Et ils repartirent en courant.

“Braves petits lutins, pensai-je, toujours prêts à expérimenter !”

Chaussant mes lunettes, je compris en parcourant les lettres pourquoi GREEDY avait écarté ces demandes : il était tout simplement incapable de les honorer. Les enfants ne se contentaient pas d’appeler à l’aide : ils proposaient déjà des solutions ! Ils semblaient rivaliser d’imagination pour demander des jouets nouveaux, différents : « une barbie biodégradable », « de la pâte à modeler végétale », « un livre en textile recyclé ». 

Je décidai de consulter mes lutins experts : pouvions-nous transformer nos ateliers pour inventer de nouveaux jouets ?
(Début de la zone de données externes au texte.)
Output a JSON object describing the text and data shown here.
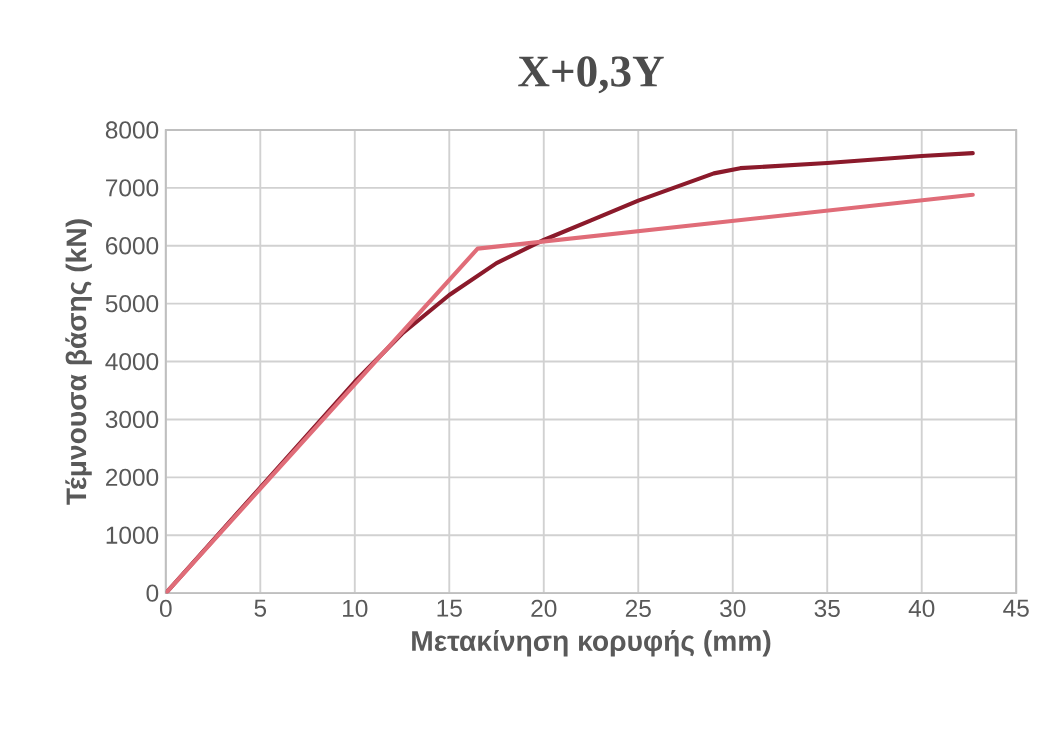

– Bien sûr ! me répondit la tribu STATIQ. D’après nos calculs, pour les 10 prochaines années, nous pouvons planifier une hausse de 20% par an de la production de jouets à base de matériaux recyclés.

– 20% ? C’est bien, ça ?

– C’est un très bon début. Ça signifie : 0 carbone dans la matière première nécessaire à la fabrication des jouets.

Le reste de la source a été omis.